Show Must Go On for Broadway Theaters’ Covid Loss Claim, Federal Judge Rules

A New York federal judge has refused to lower the curtain on a COVID-19 business loss claim by the owner of five Broadway theaters because the entertainment insurance policy language is ambiguous as to whether the theater suffered one loss or multiple losses.

Jujamcyn Theaters brought suit against Federal Insurance Co. and Pacific Indemnity Co., members of the Chubb group, that issued separate policies to Jujamcyn, after both insurers denied its COVID-19 business loss claims.

Jujamcyn is one of the largest Broadway theater owners in New York. It owns five prominent theaters: the St. James Theatre; the Al Hirschfeld Theatre; the Walter Kerr Theatre; the Eugene O’Neill Theatre; and the August Wilson Theatre. Each of its theaters was all closed for periods and lost business during the pandemic.

The court dismissed all claims against Federal, which issued the owner an “all-risk” property policy, because Jujamcyn failed to show its losses resulted from “direct physical loss or damage” and are “the direct result of direct physical loss or damage to property.”

However, the plot is playing out differently for claims under the Pacific policy, a “performance disruption” policy that insures “business income loss” due to the necessary cancellation, interruption or postponement of performances, including the inability to open a new production as scheduled and any “extra expense” due to the actual or potential cancellation, interruption, postponement or other impairment of one or more of performances.

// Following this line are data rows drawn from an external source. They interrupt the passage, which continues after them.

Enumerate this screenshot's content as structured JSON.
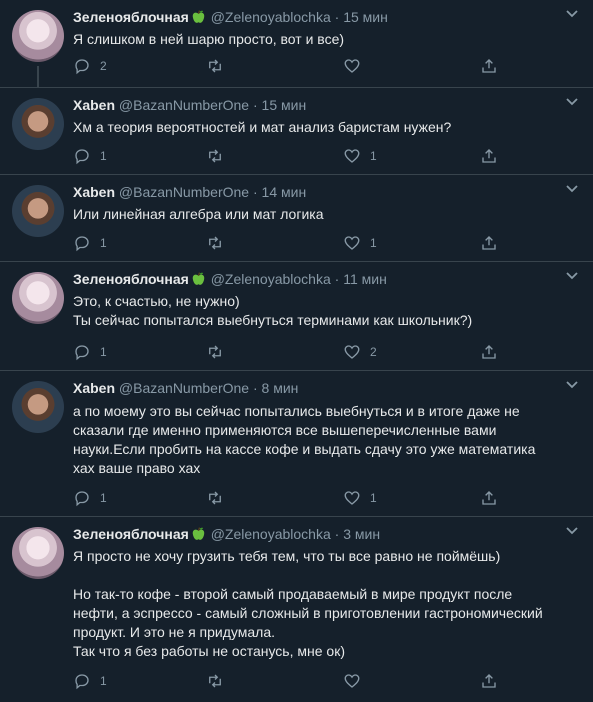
{
  "ui": {
    "more_icon": "more-chevron-icon"
  },
  "tweets": [
    {
      "name": "Зеленояблочная",
      "emoji": "green-apple-icon",
      "handle": "@Zelenoyablochka",
      "dot": "·",
      "time": "15 мин",
      "lines": [
        "Я слишком в ней шарю просто, вот и все)"
      ],
      "reply_count": "2",
      "retweet_count": "",
      "like_count": ""
    },
    {
      "name": "Xaben",
      "handle": "@BazanNumberOne",
      "dot": "·",
      "time": "15 мин",
      "lines": [
        "Хм а теория вероятностей и мат анализ баристам нужен?"
      ],
      "reply_count": "1",
      "retweet_count": "",
      "like_count": "1"
    },
    {
      "name": "Xaben",
      "handle": "@BazanNumberOne",
      "dot": "·",
      "time": "14 мин",
      "lines": [
        "Или линейная алгебра или мат логика"
      ],
      "reply_count": "1",
      "retweet_count": "",
      "like_count": "1"
    },
    {
      "name": "Зеленояблочная",
      "emoji": "green-apple-icon",
      "handle": "@Zelenoyablochka",
      "dot": "·",
      "time": "11 мин",
      "lines": [
        "Это, к счастью, не нужно)",
        "Ты сейчас попытался выебнуться терминами как школьник?)"
      ],
      "reply_count": "1",
      "retweet_count": "",
      "like_count": "2"
    },
    {
      "name": "Xaben",
      "handle": "@BazanNumberOne",
      "dot": "·",
      "time": "8 мин",
      "lines": [
        "а по моему это вы сейчас попытались выебнуться и в итоге даже не",
        "сказали где именно применяются все вышеперечисленные вами",
        "науки.Если пробить на кассе кофе и выдать сдачу это уже математика",
        "хах ваше право хах"
      ],
      "reply_count": "1",
      "retweet_count": "",
      "like_count": "1"
    },
    {
      "name": "Зеленояблочная",
      "emoji": "green-apple-icon",
      "handle": "@Zelenoyablochka",
      "dot": "·",
      "time": "3 мин",
      "lines": [
        "Я просто не хочу грузить тебя тем, что ты все равно не поймёшь)",
        "",
        "Но так-то кофе - второй самый продаваемый в мире продукт после",
        "нефти, а эспрессо - самый сложный в приготовлении гастрономический",
        "продукт. И это не я придумала.",
        "Так что я без работы не останусь, мне ок)"
      ],
      "reply_count": "1",
      "retweet_count": "",
      "like_count": ""
    }
  ]
}
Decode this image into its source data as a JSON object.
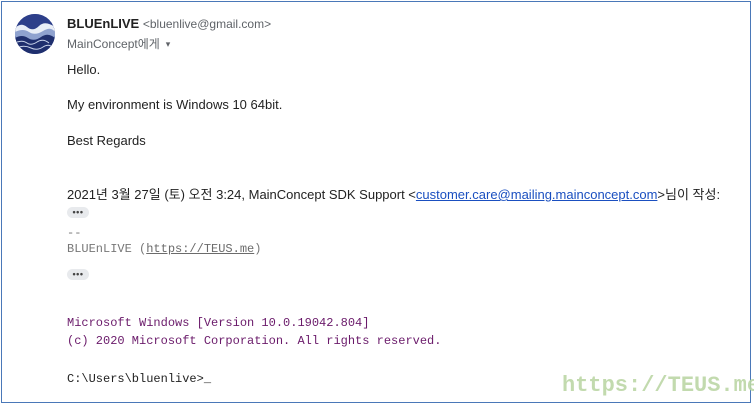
{
  "sender": {
    "name": "BLUEnLIVE",
    "email": "<bluenlive@gmail.com>"
  },
  "recipient": {
    "label": "MainConcept에게",
    "caret": "▾"
  },
  "body": {
    "greeting": "Hello.",
    "line1": "My environment is Windows 10 64bit.",
    "closing": "Best Regards"
  },
  "quote": {
    "prefix": "2021년 3월 27일 (토) 오전 3:24, MainConcept SDK Support <",
    "email": "customer.care@mailing.mainconcept.com",
    "suffix": ">님이 작성:",
    "ellipsis": "•••"
  },
  "signature": {
    "separator": "--",
    "name": "BLUEnLIVE (",
    "link": "https://TEUS.me",
    "close": ")",
    "ellipsis": "•••"
  },
  "console": {
    "line1": "Microsoft Windows [Version 10.0.19042.804]",
    "line2": "(c) 2020 Microsoft Corporation. All rights reserved.",
    "prompt": "C:\\Users\\bluenlive>",
    "cursor": "_"
  },
  "watermark": "https://TEUS.me",
  "colors": {
    "link": "#1a4fc0",
    "console_text": "#6a1a6a",
    "frame_border": "#4a78b8",
    "watermark": "#bcd7a6"
  }
}
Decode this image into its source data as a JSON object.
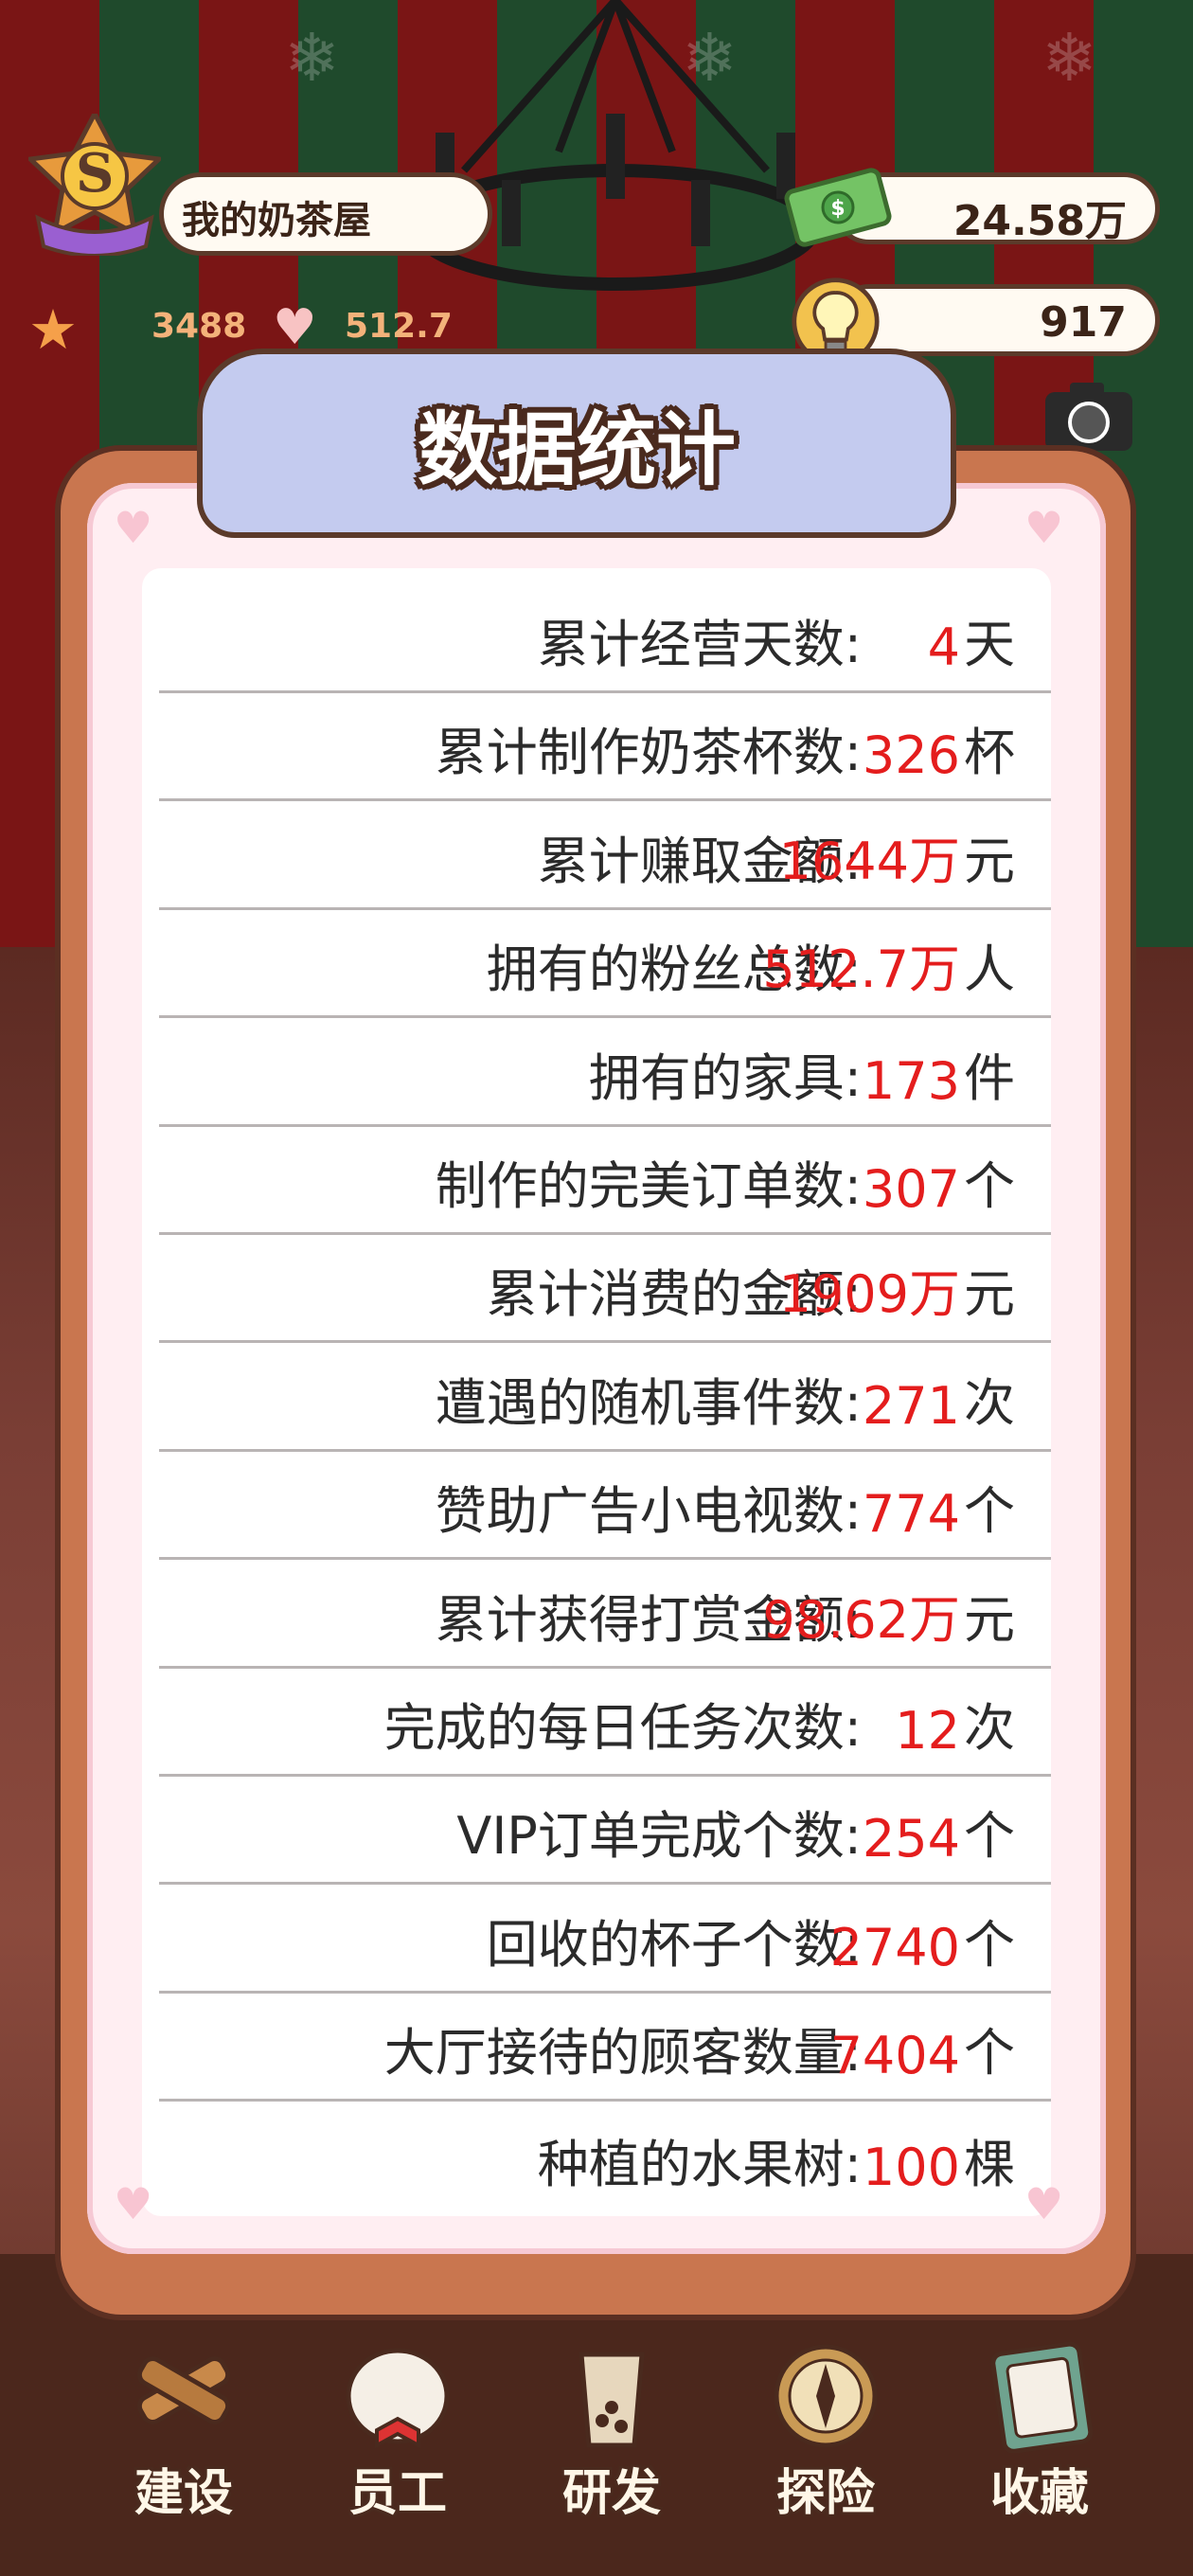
{
  "hud": {
    "rank_letter": "S",
    "shop_name": "我的奶茶屋",
    "stars": "3488",
    "fans": "512.7万",
    "money": "24.58万",
    "ideas": "917"
  },
  "panel": {
    "title": "数据统计",
    "rows": [
      {
        "label": "累计经营天数:",
        "value": "4",
        "unit": "天"
      },
      {
        "label": "累计制作奶茶杯数:",
        "value": "326",
        "unit": "杯"
      },
      {
        "label": "累计赚取金额:",
        "value": "1644万",
        "unit": "元"
      },
      {
        "label": "拥有的粉丝总数:",
        "value": "512.7万",
        "unit": "人"
      },
      {
        "label": "拥有的家具:",
        "value": "173",
        "unit": "件"
      },
      {
        "label": "制作的完美订单数:",
        "value": "307",
        "unit": "个"
      },
      {
        "label": "累计消费的金额:",
        "value": "1909万",
        "unit": "元"
      },
      {
        "label": "遭遇的随机事件数:",
        "value": "271",
        "unit": "次"
      },
      {
        "label": "赞助广告小电视数:",
        "value": "774",
        "unit": "个"
      },
      {
        "label": "累计获得打赏金额:",
        "value": "98.62万",
        "unit": "元"
      },
      {
        "label": "完成的每日任务次数:",
        "value": "12",
        "unit": "次"
      },
      {
        "label": "VIP订单完成个数:",
        "value": "254",
        "unit": "个"
      },
      {
        "label": "回收的杯子个数:",
        "value": "2740",
        "unit": "个"
      },
      {
        "label": "大厅接待的顾客数量:",
        "value": "7404",
        "unit": "个"
      },
      {
        "label": "种植的水果树:",
        "value": "100",
        "unit": "棵"
      }
    ]
  },
  "nav": [
    {
      "label": "建设",
      "icon": "hammer-icon"
    },
    {
      "label": "员工",
      "icon": "staff-icon"
    },
    {
      "label": "研发",
      "icon": "research-cup-icon"
    },
    {
      "label": "探险",
      "icon": "compass-icon"
    },
    {
      "label": "收藏",
      "icon": "collection-book-icon"
    }
  ],
  "colors": {
    "value_red": "#e41d1d",
    "panel_brown": "#c9764f",
    "tab_lavender": "#c4cbef"
  }
}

The policy says the loss is covered provided it is “caused by or results from a covered occurrence,” which is defined as “any unexpected circumstances beyond the insured’s control,” except for some exclusions. The amount payable under the Pacific policy is capped by the limit of insurance for performance disruption, which is the amount Pacific will pay in any one occurrence. The limit of liability for each loss is capped at $250,000.

Pacific made a single claim payment of $250,000 to Jujamcyn based on its interpretation of “limit of liability” due under the policy. Pacific argued that Jujamcyn’s loss stemmed from one occurrence.

Jujamcyn balked, maintaining that the closure of its five theaters each represented a “loss” for which Jujamcyn was owed five payments of $250,000.

Judge Andrew Carter Jr. of the southern district of New York determined that the policy language was ambiguous. He denied Pacific’s motion for judgment on the pleadings, rejecting the argument that the Covid-19 pandemic is only a single occurrence for insurance coverage purposes.

“The court correctly held that ‘loss’ and ‘occurrence’ are ambiguous in the Pacific policy and correctly rejected Chubb’s attempt to avoid its liability,” said Jeffrey Schulman, managing partner of Pasich LLP, who represented Jujamcyn. “Simply stating that the pandemic constituted one occurrence does not make it so.”

Pacific argued that the definition of “loss” is coterminous with “occurrence” and thus because Covid-19 constitutes a single “occurrence” under the policy, Jujamcyn only suffered one “loss.” Pacific also argued that the only insured listed on the policy is Jujamcyn and that the policy does not specify that the policy covered each Jujamcyn’s five theaters individually.

But the court determined that the essential term at issue — “loss” — is undefined. The judge said one reasonable interpretation of “loss” is that Jujamcyn suffered five losses when each of its five theaters suffered performance disruptions as a result of the Covid-19 orders and were each forced to close. He indicated that this is consistent with the stated “limit of liability” which specifies that $250,000 may be paid out for “each loss” caused by a “covered occurrence.

However, the judge continued, another reasonable interpretation of “loss” is that Jujamcyn— the sole entity insured under the contract—suffered a singular loss as a result of the closures of its theaters, caused by the single “occurrence” of the COVID-19 pandemic.

“Neither interpretation is clearly compelled by the plain language of the contract,” Judge Carter concluded.